GitLab has patched a high-severity two-factor authentication bypass impacting group and enterprise editions of its software program growth platform.
Tracked as CVE-2026-0723, this vulnerability stems from an unchecked return worth weak spot in GitLab’s authentication companies, permitting attackers who know the goal’s account ID to avoid two-factor authentication.
“GitLab has remediated a difficulty that would have allowed a person with current data of a sufferer’s credential ID to bypass two-factor authentication by submitting cast system responses,” the corporate defined.
GitLab additionally addressed two high-severity flaws affecting GitLab CE/EE that would allow unauthenticated menace actors to set off denial-of-service (DoS) situations by sending crafted requests with malformed authentication knowledge (CVE-2025-13927) and exploiting incorrect authorization validation in API endpoints (CVE-2025-13928).
Moreover, it patched two medium-severity DoS vulnerabilities that may be exploited by configuring malformed Wiki paperwork that bypass cycle detection (CVE-2025-13335) and sending repeated malformed SSH authentication requests (CVE-2026-1102).
To deal with these security flaws, the corporate has launched variations 18.8.2, 18.7.2, and 18.6.4 for GitLab Neighborhood Version (CE) and Enterprise Version (EE), and has suggested admins to improve to the newest model as quickly as attainable.
“These variations comprise vital bug and security fixes, and we strongly suggest that each one self-managed GitLab installations be upgraded to considered one of these variations instantly,” GitLab added. “GitLab.com is already working the patched model.
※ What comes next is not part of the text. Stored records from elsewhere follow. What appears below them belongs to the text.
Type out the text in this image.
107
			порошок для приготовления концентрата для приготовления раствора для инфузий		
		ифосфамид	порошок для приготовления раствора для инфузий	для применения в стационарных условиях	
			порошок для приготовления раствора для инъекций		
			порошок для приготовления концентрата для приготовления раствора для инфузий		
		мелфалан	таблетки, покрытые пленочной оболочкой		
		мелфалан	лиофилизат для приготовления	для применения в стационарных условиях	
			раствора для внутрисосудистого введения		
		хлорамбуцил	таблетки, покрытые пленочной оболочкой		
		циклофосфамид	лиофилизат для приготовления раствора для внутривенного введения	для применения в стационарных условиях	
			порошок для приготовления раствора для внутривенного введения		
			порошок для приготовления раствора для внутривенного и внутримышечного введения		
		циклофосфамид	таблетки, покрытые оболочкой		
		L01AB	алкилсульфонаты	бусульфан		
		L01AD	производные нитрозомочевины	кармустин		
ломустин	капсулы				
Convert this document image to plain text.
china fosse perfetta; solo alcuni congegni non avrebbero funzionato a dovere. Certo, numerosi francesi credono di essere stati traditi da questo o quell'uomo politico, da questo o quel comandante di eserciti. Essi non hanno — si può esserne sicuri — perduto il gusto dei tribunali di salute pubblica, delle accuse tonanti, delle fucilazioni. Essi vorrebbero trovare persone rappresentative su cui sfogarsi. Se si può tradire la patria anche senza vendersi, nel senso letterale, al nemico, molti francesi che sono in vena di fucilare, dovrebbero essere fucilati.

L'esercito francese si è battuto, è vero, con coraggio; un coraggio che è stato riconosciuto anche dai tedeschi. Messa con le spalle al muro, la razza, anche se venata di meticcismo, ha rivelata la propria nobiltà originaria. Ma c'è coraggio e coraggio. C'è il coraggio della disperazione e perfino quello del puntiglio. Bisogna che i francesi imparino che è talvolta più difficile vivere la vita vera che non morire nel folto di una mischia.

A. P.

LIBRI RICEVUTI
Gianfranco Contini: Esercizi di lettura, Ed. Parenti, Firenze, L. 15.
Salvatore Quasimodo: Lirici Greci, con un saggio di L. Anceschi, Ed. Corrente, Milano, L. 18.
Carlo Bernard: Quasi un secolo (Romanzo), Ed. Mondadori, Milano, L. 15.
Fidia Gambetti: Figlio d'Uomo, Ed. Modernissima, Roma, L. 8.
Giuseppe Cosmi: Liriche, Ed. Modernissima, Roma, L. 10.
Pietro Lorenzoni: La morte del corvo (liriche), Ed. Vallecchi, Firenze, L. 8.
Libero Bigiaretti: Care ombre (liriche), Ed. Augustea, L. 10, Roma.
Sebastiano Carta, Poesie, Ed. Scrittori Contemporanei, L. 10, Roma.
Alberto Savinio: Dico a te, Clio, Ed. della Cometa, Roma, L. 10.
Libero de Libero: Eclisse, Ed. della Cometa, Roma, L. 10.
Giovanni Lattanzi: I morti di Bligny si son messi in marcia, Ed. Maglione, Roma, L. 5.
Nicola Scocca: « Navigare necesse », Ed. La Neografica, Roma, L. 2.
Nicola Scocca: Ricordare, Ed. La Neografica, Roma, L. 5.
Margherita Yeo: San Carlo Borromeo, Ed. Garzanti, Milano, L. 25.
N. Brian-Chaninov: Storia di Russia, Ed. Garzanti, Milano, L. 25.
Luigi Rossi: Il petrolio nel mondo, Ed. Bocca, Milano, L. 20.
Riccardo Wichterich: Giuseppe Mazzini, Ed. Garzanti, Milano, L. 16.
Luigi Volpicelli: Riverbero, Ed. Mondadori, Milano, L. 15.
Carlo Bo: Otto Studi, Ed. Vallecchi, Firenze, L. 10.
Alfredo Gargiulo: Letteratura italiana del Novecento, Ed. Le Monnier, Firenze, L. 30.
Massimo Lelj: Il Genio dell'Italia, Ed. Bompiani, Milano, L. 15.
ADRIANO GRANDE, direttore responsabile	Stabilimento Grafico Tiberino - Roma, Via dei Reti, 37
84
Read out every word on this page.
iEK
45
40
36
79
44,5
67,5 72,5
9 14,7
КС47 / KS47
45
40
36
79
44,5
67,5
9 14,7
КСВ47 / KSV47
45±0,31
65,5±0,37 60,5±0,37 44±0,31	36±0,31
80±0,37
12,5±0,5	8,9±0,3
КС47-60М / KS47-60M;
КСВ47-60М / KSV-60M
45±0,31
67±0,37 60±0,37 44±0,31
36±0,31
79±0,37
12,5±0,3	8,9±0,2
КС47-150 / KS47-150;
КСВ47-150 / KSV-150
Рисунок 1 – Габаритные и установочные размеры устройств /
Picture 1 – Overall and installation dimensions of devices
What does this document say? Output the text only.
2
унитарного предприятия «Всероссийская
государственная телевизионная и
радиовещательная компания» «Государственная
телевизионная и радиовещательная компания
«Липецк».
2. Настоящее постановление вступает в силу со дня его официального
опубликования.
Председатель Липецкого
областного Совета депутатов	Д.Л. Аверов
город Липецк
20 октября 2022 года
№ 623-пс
GitLab Devoted clients don’t have to take motion.”
Web security watchdog Shadowserver is presently monitoring practically 6,000 GitLab CE cases uncovered on-line, whereas Shodan found over 45,000 gadgets with a GitLab fingerprint.
In June 2025, GitLab additionally patched high-severity account takeover and lacking authentication security points, urging clients to improve their installations instantly.
GitLab says its DevSecOps platform has over 30 million registered customers and is utilized by over 50% of Fortune 100 firms, together with Nvidia, Airbus, T-Cellular, Lockheed Martin, Goldman Sachs, and UBS.
It is price range season! Over 300 CISOs and security leaders have shared how they’re planning, spending, and prioritizing for the 12 months forward. This report compiles their insights, permitting readers to benchmark methods, determine rising developments, and examine their priorities as they head into 2026.
Learn the way prime leaders are turning funding into measurable impression.